Can I always assume that if…
int main()
{
...
foo1();
foo2();
foo3();
...
return 0;
}
that foo1() will always precede foo2() and foo2() will always precede foo3() in program completion (referring to highest abstraction of completion)?
In my actual program, whether foo2() and foo3() happen depend on whether foo1 is a very “long” function, meaning if there is a giant for loop in foo1(), then by the time I finish and get to the end of the program, foo2(), and foo3() don’t happen. In my program foo1()-foo3() access the same map. f001() initializes all usable elements in the map and foo2(),foo3() then replace initializations with aliasing data read from files. Any reason why this is happening?

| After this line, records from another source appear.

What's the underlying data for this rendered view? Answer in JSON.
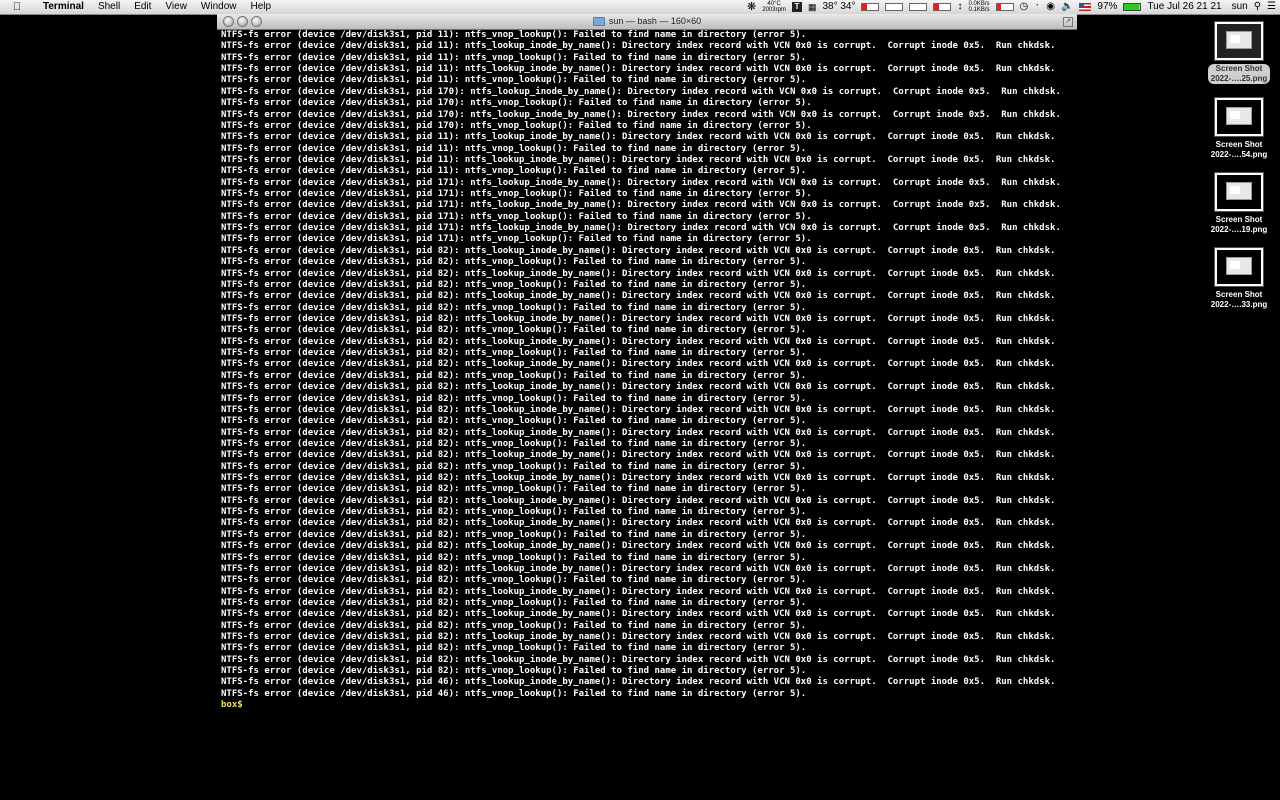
{
  "menubar": {
    "apple_icon": "apple-logo-icon",
    "items": [
      "Terminal",
      "Shell",
      "Edit",
      "View",
      "Window",
      "Help"
    ],
    "status": {
      "cpu_temp": "40°C",
      "fan_rpm": "2003rpm",
      "weather": "38° 34°",
      "net_up": "0.0KB/s",
      "net_down": "0.1KB/s",
      "battery": "97%",
      "datetime": "Tue Jul 26  21 21",
      "user": "sun"
    }
  },
  "window": {
    "title": "sun — bash — 160×60",
    "prompt": "box$"
  },
  "terminal_lines": [
    "NTFS-fs error (device /dev/disk3s1, pid 11): ntfs_vnop_lookup(): Failed to find name in directory (error 5).",
    "NTFS-fs error (device /dev/disk3s1, pid 11): ntfs_lookup_inode_by_name(): Directory index record with VCN 0x0 is corrupt.  Corrupt inode 0x5.  Run chkdsk.",
    "NTFS-fs error (device /dev/disk3s1, pid 11): ntfs_vnop_lookup(): Failed to find name in directory (error 5).",
    "NTFS-fs error (device /dev/disk3s1, pid 11): ntfs_lookup_inode_by_name(): Directory index record with VCN 0x0 is corrupt.  Corrupt inode 0x5.  Run chkdsk.",
    "NTFS-fs error (device /dev/disk3s1, pid 11): ntfs_vnop_lookup(): Failed to find name in directory (error 5).",
    "NTFS-fs error (device /dev/disk3s1, pid 170): ntfs_lookup_inode_by_name(): Directory index record with VCN 0x0 is corrupt.  Corrupt inode 0x5.  Run chkdsk.",
    "NTFS-fs error (device /dev/disk3s1, pid 170): ntfs_vnop_lookup(): Failed to find name in directory (error 5).",
    "NTFS-fs error (device /dev/disk3s1, pid 170): ntfs_lookup_inode_by_name(): Directory index record with VCN 0x0 is corrupt.  Corrupt inode 0x5.  Run chkdsk.",
    "NTFS-fs error (device /dev/disk3s1, pid 170): ntfs_vnop_lookup(): Failed to find name in directory (error 5).",
    "NTFS-fs error (device /dev/disk3s1, pid 11): ntfs_lookup_inode_by_name(): Directory index record with VCN 0x0 is corrupt.  Corrupt inode 0x5.  Run chkdsk.",
    "NTFS-fs error (device /dev/disk3s1, pid 11): ntfs_vnop_lookup(): Failed to find name in directory (error 5).",
    "NTFS-fs error (device /dev/disk3s1, pid 11): ntfs_lookup_inode_by_name(): Directory index record with VCN 0x0 is corrupt.  Corrupt inode 0x5.  Run chkdsk.",
    "NTFS-fs error (device /dev/disk3s1, pid 11): ntfs_vnop_lookup(): Failed to find name in directory (error 5).",
    "NTFS-fs error (device /dev/disk3s1, pid 171): ntfs_lookup_inode_by_name(): Directory index record with VCN 0x0 is corrupt.  Corrupt inode 0x5.  Run chkdsk.",
    "NTFS-fs error (device /dev/disk3s1, pid 171): ntfs_vnop_lookup(): Failed to find name in directory (error 5).",
    "NTFS-fs error (device /dev/disk3s1, pid 171): ntfs_lookup_inode_by_name(): Directory index record with VCN 0x0 is corrupt.  Corrupt inode 0x5.  Run chkdsk.",
    "NTFS-fs error (device /dev/disk3s1, pid 171): ntfs_vnop_lookup(): Failed to find name in directory (error 5).",
    "NTFS-fs error (device /dev/disk3s1, pid 171): ntfs_lookup_inode_by_name(): Directory index record with VCN 0x0 is corrupt.  Corrupt inode 0x5.  Run chkdsk.",
    "NTFS-fs error (device /dev/disk3s1, pid 171): ntfs_vnop_lookup(): Failed to find name in directory (error 5).",
    "NTFS-fs error (device /dev/disk3s1, pid 82): ntfs_lookup_inode_by_name(): Directory index record with VCN 0x0 is corrupt.  Corrupt inode 0x5.  Run chkdsk.",
    "NTFS-fs error (device /dev/disk3s1, pid 82): ntfs_vnop_lookup(): Failed to find name in directory (error 5).",
    "NTFS-fs error (device /dev/disk3s1, pid 82): ntfs_lookup_inode_by_name(): Directory index record with VCN 0x0 is corrupt.  Corrupt inode 0x5.  Run chkdsk.",
    "NTFS-fs error (device /dev/disk3s1, pid 82): ntfs_vnop_lookup(): Failed to find name in directory (error 5).",
    "NTFS-fs error (device /dev/disk3s1, pid 82): ntfs_lookup_inode_by_name(): Directory index record with VCN 0x0 is corrupt.  Corrupt inode 0x5.  Run chkdsk.",
    "NTFS-fs error (device /dev/disk3s1, pid 82): ntfs_vnop_lookup(): Failed to find name in directory (error 5).",
    "NTFS-fs error (device /dev/disk3s1, pid 82): ntfs_lookup_inode_by_name(): Directory index record with VCN 0x0 is corrupt.  Corrupt inode 0x5.  Run chkdsk.",
    "NTFS-fs error (device /dev/disk3s1, pid 82): ntfs_vnop_lookup(): Failed to find name in directory (error 5).",
    "NTFS-fs error (device /dev/disk3s1, pid 82): ntfs_lookup_inode_by_name(): Directory index record with VCN 0x0 is corrupt.  Corrupt inode 0x5.  Run chkdsk.",
    "NTFS-fs error (device /dev/disk3s1, pid 82): ntfs_vnop_lookup(): Failed to find name in directory (error 5).",
    "NTFS-fs error (device /dev/disk3s1, pid 82): ntfs_lookup_inode_by_name(): Directory index record with VCN 0x0 is corrupt.  Corrupt inode 0x5.  Run chkdsk.",
    "NTFS-fs error (device /dev/disk3s1, pid 82): ntfs_vnop_lookup(): Failed to find name in directory (error 5).",
    "NTFS-fs error (device /dev/disk3s1, pid 82): ntfs_lookup_inode_by_name(): Directory index record with VCN 0x0 is corrupt.  Corrupt inode 0x5.  Run chkdsk.",
    "NTFS-fs error (device /dev/disk3s1, pid 82): ntfs_vnop_lookup(): Failed to find name in directory (error 5).",
    "NTFS-fs error (device /dev/disk3s1, pid 82): ntfs_lookup_inode_by_name(): Directory index record with VCN 0x0 is corrupt.  Corrupt inode 0x5.  Run chkdsk.",
    "NTFS-fs error (device /dev/disk3s1, pid 82): ntfs_vnop_lookup(): Failed to find name in directory (error 5).",
    "NTFS-fs error (device /dev/disk3s1, pid 82): ntfs_lookup_inode_by_name(): Directory index record with VCN 0x0 is corrupt.  Corrupt inode 0x5.  Run chkdsk.",
    "NTFS-fs error (device /dev/disk3s1, pid 82): ntfs_vnop_lookup(): Failed to find name in directory (error 5).",
    "NTFS-fs error (device /dev/disk3s1, pid 82): ntfs_lookup_inode_by_name(): Directory index record with VCN 0x0 is corrupt.  Corrupt inode 0x5.  Run chkdsk.",
    "NTFS-fs error (device /dev/disk3s1, pid 82): ntfs_vnop_lookup(): Failed to find name in directory (error 5).",
    "NTFS-fs error (device /dev/disk3s1, pid 82): ntfs_lookup_inode_by_name(): Directory index record with VCN 0x0 is corrupt.  Corrupt inode 0x5.  Run chkdsk.",
    "NTFS-fs error (device /dev/disk3s1, pid 82): ntfs_vnop_lookup(): Failed to find name in directory (error 5).",
    "NTFS-fs error (device /dev/disk3s1, pid 82): ntfs_lookup_inode_by_name(): Directory index record with VCN 0x0 is corrupt.  Corrupt inode 0x5.  Run chkdsk.",
    "NTFS-fs error (device /dev/disk3s1, pid 82): ntfs_vnop_lookup(): Failed to find name in directory (error 5).",
    "NTFS-fs error (device /dev/disk3s1, pid 82): ntfs_lookup_inode_by_name(): Directory index record with VCN 0x0 is corrupt.  Corrupt inode 0x5.  Run chkdsk.",
    "NTFS-fs error (device /dev/disk3s1, pid 82): ntfs_vnop_lookup(): Failed to find name in directory (error 5).",
    "NTFS-fs error (device /dev/disk3s1, pid 82): ntfs_lookup_inode_by_name(): Directory index record with VCN 0x0 is corrupt.  Corrupt inode 0x5.  Run chkdsk.",
    "NTFS-fs error (device /dev/disk3s1, pid 82): ntfs_vnop_lookup(): Failed to find name in directory (error 5).",
    "NTFS-fs error (device /dev/disk3s1, pid 82): ntfs_lookup_inode_by_name(): Directory index record with VCN 0x0 is corrupt.  Corrupt inode 0x5.  Run chkdsk.",
    "NTFS-fs error (device /dev/disk3s1, pid 82): ntfs_vnop_lookup(): Failed to find name in directory (error 5).",
    "NTFS-fs error (device /dev/disk3s1, pid 82): ntfs_lookup_inode_by_name(): Directory index record with VCN 0x0 is corrupt.  Corrupt inode 0x5.  Run chkdsk.",
    "NTFS-fs error (device /dev/disk3s1, pid 82): ntfs_vnop_lookup(): Failed to find name in directory (error 5).",
    "NTFS-fs error (device /dev/disk3s1, pid 82): ntfs_lookup_inode_by_name(): Directory index record with VCN 0x0 is corrupt.  Corrupt inode 0x5.  Run chkdsk.",
    "NTFS-fs error (device /dev/disk3s1, pid 82): ntfs_vnop_lookup(): Failed to find name in directory (error 5).",
    "NTFS-fs error (device /dev/disk3s1, pid 82): ntfs_lookup_inode_by_name(): Directory index record with VCN 0x0 is corrupt.  Corrupt inode 0x5.  Run chkdsk.",
    "NTFS-fs error (device /dev/disk3s1, pid 82): ntfs_vnop_lookup(): Failed to find name in directory (error 5).",
    "NTFS-fs error (device /dev/disk3s1, pid 82): ntfs_lookup_inode_by_name(): Directory index record with VCN 0x0 is corrupt.  Corrupt inode 0x5.  Run chkdsk.",
    "NTFS-fs error (device /dev/disk3s1, pid 82): ntfs_vnop_lookup(): Failed to find name in directory (error 5).",
    "NTFS-fs error (device /dev/disk3s1, pid 46): ntfs_lookup_inode_by_name(): Directory index record with VCN 0x0 is corrupt.  Corrupt inode 0x5.  Run chkdsk.",
    "NTFS-fs error (device /dev/disk3s1, pid 46): ntfs_vnop_lookup(): Failed to find name in directory (error 5)."
  ],
  "desktop_icons": [
    {
      "line1": "Screen Shot",
      "line2": "2022-….25.png",
      "selected": true
    },
    {
      "line1": "Screen Shot",
      "line2": "2022-….54.png",
      "selected": false
    },
    {
      "line1": "Screen Shot",
      "line2": "2022-….19.png",
      "selected": false
    },
    {
      "line1": "Screen Shot",
      "line2": "2022-….33.png",
      "selected": false
    }
  ]
}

Here are the 2 functions, the rest of the program is sortof large and off topic:
void loadDEADBEEF()
{
for (long long i=0; i<=268435888; i+=4)//268435888
{
MainMemory[i] = 3735928559;
HEXMainMemory[i] = "DEADBEEF";
}
}
void LoadMemory(string str)//load hex dump into memory
{
filecounter++;
vector<int> V;//temperary vector
vector<string> tempV;//temperary vector
ifstream inClientFile( str.c_str(),ios::in ); //stream object
vector<string> words;
string word;
int offset=0;
if ( !inClientFile ) cerr << "File couldn't be opened" << endl;//test if instruction file can be opened
//fill string vector with all file values and determines length of program
while (inClientFile >> word)words.push_back(word);//capture raw code from file
const int wordCount=words.size();//determine most efficient sizing for vectors
tempV.reserve(wordCount);//size vector
for(int i=0; i<wordCount; i++)
{
if (i==0 && words[i].length()==10) tempV.push_back(words[i]);//include first word to obtain data offset (memory insertion point)
if (words[i].length()==8
&& words[i].find(".")==string::npos )
tempV.push_back(words[i]);//cut out undesired strings from vector
}
for( int y=2; y<10; y++) offset+=hexCharValue(tempV[0][y])<<(4*(9-y));//convert offset from hex to decimal
tempV.erase(tempV.begin());//delete offset from vector
V.resize(tempV.size());//resize vector
for( int j=0; j<tempV.size(); j++ )//convert string hex to numerical decimal
{
for( int y=0; y<8; y++) V[j]+=hexCharValue(tempV[j][y])<<(4*(7-y));//4194608+4*
if (load_memory)
{
MainMemory.insert(mapType::value_type(4*j+offset,V[j]));//insert (location in memory,data)
HEXMainMemory.insert(pair<int, string>(4*j+offset,tempV[j]));
}
}
if( filecounter == 1 ) PC_start = offset-4;
}
So, the first function is “foo1()” and the second is “foo2()”. Here is main:
#include
...
typedef map<int, int> mapType;//format of map: ( address, data )
typedef map<int, string> mapType2;//format of map: ( address, data )
mapType MainMemory;
mapType2 HEXMainMemory;
...
int main(int argc, char **argv)
{
...
loadDEADBEEF();
LoadMemory("hello_1.txt");//reginfo
...
return 0;
}
without real-code is very difficult help you.
use “print” outputs to follow your code (weir but help)
if you aren’t using threads foo2 .. fooN will happen, except that some abnormal exit happen.
to check this use print or something else to “trace” where your program are.